Our approach to portfolio management centers solely on the client’s objectives and constraints. Three ongoing steps define our portfolio management process: Planning, Execution, and Review. In the planning phase we complete a situational profile which gathers information on client assets, liabilities, cash flow, return and risk objectives, taxes, time horizon, liquidity needs, legal and regulatory, and any other unique circumstances.
From the information in the situational profile we can assist clients in making projections regarding their financial goals, like retirement and educational funding, and we can conduct sophisticated “stress tests” like Monte Carlo simulation which factor in the variability of returns and provides ranges and probabilities of results.
Next, we draft an Investment Policy Statement (IPS) which defines the client return and risk objectives and constraints and lays the foundation for building the portfolio. In the IPS, we define the allocations and ranges to strategic asset classes that we believe are appropriate based on the client objectives. These allocations serve as the basis to which we rebalance the portfolio in the execution stage when capital market returns cause them to deviate above or below target ranges or when positions are “called away” by covered options positions.
After the client agrees on the IPS we then begin to build and manage the portfolio. Since we are not a broker-dealer firm we do not custody client assets. Instead, we use a third party broker/custodian to hold client assets and execute trades. Currently, the majority of the accounts we manage are held at TD Ameritrade Institutional. As an independent firm that is not a broker-dealer, clients have the added security that the people managing their money are not the same as those providing custody services.
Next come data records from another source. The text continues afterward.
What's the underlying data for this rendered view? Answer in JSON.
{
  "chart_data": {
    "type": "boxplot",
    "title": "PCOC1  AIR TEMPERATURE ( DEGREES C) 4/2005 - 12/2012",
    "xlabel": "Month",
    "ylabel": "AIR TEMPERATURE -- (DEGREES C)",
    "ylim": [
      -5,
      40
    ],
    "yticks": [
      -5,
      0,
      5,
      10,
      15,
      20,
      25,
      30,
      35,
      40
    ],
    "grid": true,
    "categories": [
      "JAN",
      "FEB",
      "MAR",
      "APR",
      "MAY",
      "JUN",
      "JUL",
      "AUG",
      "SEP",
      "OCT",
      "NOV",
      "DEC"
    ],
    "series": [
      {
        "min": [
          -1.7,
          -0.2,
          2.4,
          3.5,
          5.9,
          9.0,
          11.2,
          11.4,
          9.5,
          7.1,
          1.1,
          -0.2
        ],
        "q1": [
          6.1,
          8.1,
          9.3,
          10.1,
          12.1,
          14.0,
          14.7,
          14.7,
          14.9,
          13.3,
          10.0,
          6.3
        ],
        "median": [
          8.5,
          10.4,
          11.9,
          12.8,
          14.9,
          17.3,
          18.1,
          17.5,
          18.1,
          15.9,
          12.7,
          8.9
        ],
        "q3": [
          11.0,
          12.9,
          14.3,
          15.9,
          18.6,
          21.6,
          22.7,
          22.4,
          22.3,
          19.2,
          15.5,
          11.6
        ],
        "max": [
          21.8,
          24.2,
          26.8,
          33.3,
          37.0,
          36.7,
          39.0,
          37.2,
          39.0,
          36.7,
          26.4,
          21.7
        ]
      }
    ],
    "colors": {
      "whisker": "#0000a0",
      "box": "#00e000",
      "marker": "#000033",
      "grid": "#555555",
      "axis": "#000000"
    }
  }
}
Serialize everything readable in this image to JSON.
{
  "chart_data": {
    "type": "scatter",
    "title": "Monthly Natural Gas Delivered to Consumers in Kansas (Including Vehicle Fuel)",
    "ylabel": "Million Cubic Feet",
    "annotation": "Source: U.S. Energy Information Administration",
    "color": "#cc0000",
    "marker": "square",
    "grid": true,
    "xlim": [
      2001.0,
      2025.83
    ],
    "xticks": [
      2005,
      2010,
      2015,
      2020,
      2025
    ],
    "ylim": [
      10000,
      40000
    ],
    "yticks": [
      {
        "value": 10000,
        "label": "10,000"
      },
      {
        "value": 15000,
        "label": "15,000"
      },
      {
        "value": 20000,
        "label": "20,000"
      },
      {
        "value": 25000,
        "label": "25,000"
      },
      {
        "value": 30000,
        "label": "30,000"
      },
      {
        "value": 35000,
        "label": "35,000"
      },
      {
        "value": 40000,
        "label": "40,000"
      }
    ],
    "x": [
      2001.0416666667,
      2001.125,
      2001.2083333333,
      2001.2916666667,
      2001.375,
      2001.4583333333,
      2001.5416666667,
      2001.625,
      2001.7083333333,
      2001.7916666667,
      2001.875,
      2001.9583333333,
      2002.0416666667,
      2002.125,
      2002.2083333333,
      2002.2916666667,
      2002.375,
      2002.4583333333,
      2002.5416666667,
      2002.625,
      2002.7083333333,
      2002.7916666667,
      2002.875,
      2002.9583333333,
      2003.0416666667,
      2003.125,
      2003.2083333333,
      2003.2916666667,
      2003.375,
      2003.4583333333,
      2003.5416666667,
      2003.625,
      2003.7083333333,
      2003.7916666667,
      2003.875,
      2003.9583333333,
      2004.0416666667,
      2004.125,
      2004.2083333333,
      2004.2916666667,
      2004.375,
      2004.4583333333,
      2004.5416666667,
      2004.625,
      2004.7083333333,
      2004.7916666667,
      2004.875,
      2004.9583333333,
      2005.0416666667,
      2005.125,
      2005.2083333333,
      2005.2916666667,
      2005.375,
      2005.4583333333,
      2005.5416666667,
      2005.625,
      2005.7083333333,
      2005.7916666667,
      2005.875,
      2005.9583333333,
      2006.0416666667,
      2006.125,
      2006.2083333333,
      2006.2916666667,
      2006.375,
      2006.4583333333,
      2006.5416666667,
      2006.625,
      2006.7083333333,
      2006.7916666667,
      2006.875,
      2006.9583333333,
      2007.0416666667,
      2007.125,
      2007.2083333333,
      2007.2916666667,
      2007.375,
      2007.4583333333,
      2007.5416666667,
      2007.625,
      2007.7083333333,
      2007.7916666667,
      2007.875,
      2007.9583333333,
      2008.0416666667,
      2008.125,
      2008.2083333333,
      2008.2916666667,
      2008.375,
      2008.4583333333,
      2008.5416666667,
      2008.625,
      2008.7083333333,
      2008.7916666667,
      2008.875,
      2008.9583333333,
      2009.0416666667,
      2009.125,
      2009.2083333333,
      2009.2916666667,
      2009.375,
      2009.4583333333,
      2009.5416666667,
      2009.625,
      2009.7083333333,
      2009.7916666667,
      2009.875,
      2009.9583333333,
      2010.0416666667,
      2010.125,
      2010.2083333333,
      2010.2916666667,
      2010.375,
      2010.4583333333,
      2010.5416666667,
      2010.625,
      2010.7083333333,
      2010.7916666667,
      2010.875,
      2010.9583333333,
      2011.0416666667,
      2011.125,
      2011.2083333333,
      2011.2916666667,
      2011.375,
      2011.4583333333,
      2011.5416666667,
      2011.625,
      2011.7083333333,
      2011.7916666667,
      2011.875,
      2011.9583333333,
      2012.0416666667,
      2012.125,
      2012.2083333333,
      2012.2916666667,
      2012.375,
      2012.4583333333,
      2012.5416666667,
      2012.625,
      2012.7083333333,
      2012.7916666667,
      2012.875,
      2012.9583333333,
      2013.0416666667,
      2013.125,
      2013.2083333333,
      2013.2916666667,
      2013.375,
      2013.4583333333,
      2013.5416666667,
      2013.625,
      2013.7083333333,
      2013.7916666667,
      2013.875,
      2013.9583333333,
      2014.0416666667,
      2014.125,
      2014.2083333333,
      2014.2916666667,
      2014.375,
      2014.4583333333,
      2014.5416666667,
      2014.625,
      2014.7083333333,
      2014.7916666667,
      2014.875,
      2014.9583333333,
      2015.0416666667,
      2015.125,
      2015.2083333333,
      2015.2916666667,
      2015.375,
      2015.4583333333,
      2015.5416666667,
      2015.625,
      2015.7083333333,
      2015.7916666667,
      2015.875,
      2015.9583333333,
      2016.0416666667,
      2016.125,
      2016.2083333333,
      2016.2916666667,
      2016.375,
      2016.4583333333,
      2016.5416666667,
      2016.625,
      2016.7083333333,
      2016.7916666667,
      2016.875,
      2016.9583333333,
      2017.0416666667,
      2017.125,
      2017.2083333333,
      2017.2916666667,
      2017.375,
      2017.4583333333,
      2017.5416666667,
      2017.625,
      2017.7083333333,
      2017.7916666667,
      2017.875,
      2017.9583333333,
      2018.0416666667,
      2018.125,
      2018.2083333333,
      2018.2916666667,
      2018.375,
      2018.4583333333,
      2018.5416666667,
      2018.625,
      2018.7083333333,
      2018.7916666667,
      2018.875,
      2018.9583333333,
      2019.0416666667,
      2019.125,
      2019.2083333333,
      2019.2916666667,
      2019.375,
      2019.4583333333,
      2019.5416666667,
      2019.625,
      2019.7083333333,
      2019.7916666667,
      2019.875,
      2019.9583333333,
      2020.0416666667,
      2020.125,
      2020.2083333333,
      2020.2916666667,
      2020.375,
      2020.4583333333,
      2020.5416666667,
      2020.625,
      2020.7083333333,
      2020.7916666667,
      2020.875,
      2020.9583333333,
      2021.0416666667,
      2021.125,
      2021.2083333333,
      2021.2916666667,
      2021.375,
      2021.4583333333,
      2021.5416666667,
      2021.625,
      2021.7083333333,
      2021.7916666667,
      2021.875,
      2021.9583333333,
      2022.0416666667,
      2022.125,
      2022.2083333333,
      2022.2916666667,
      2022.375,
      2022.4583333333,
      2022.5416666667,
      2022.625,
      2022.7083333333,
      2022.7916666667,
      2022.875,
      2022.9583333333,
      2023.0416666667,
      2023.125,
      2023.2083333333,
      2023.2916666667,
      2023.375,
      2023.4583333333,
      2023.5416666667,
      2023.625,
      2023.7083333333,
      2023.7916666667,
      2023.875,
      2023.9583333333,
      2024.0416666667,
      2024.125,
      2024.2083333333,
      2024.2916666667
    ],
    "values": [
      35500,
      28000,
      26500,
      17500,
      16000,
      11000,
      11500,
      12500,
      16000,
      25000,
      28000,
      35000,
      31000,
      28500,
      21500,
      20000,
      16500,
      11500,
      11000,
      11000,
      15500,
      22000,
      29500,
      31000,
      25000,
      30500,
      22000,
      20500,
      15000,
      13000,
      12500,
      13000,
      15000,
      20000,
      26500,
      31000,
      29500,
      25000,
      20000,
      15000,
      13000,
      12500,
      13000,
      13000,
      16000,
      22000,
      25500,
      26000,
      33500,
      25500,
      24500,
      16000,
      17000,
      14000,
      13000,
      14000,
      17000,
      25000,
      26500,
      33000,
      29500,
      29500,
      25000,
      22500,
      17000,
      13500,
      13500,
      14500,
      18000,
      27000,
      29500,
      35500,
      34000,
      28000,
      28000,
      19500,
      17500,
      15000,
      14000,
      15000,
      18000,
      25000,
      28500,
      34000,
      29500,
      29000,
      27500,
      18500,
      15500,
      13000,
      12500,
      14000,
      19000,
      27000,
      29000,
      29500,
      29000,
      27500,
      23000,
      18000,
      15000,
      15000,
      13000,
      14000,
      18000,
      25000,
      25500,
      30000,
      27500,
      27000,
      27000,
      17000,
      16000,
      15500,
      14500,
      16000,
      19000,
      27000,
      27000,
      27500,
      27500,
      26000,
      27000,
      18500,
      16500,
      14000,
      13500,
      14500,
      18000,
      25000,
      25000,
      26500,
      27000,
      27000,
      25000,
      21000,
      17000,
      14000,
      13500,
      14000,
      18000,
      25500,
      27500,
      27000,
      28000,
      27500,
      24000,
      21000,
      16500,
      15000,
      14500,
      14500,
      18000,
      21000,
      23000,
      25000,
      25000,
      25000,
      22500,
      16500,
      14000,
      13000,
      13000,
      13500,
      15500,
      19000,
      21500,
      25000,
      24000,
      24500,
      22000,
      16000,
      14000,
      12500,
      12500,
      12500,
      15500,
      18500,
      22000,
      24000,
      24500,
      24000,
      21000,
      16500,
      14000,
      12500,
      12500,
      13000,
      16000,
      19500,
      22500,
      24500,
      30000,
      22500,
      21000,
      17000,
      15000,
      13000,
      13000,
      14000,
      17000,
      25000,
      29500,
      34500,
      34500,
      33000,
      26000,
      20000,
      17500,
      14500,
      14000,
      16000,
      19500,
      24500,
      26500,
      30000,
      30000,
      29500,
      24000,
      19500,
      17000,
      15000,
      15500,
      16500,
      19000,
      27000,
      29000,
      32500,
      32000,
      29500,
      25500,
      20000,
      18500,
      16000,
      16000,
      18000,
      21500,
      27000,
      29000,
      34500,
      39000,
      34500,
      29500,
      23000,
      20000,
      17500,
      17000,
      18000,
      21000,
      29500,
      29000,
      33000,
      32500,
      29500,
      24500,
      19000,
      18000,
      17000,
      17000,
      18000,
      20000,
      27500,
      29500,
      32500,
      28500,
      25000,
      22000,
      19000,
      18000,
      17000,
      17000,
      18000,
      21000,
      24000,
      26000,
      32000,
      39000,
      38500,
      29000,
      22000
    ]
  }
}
We are often referred to as a “separate account manager” because we don’t pool our clients’ money together like a hedge fund or a mutual fund company. The client’s assets are held in a separate account—whether it is an IRA, individual, or trust account—and clients simply grant us a limited power of attorney enabling us to place trades in their account, submit our quarterly management fee billings to the custodian, and electronically disburse money to their accounts outside of the Custodian.
As a separate account manager it is convenient for us to use one broker-dealer as custodian for our clients’ assets. Through the broker we are able to block trade, place one order for execution of a particular security, average price it, and allocate it among multiple client accounts. We chose TD Ameritrade Institutional for its size and financially strong position, technology, cost, and trade execution services. However, we do evaluate other brokerage firms periodically and would not hesitate to use another broker if we felt it were advantageous to the client.
To assist in monitoring progress toward financial objectives we provide a quarterly reporting service. Clients are able to see the performance of their accounts and asset classes relative to other capital markets indexes and see portfolio changes from the previous quarter. At the end of each year, we also provide tax reports for all of our taxable accounts to assist in tax preparation.
We meet personally with most of our clients based on their individual needs. Some clients feel more comfortable with quarterly face-to-face meetings while others only require an annual meeting. Others are comfortable with only occasional phone conferences. We do strongly recommend, however, that we meet with clients when they experience changes in their financial situation that require changes in their overall investment policy. Examples that would require amendment of the IPS include a death in the family, inheritance, or loss of a job. These are life experiences that require us to re-enter the planning phase of our process.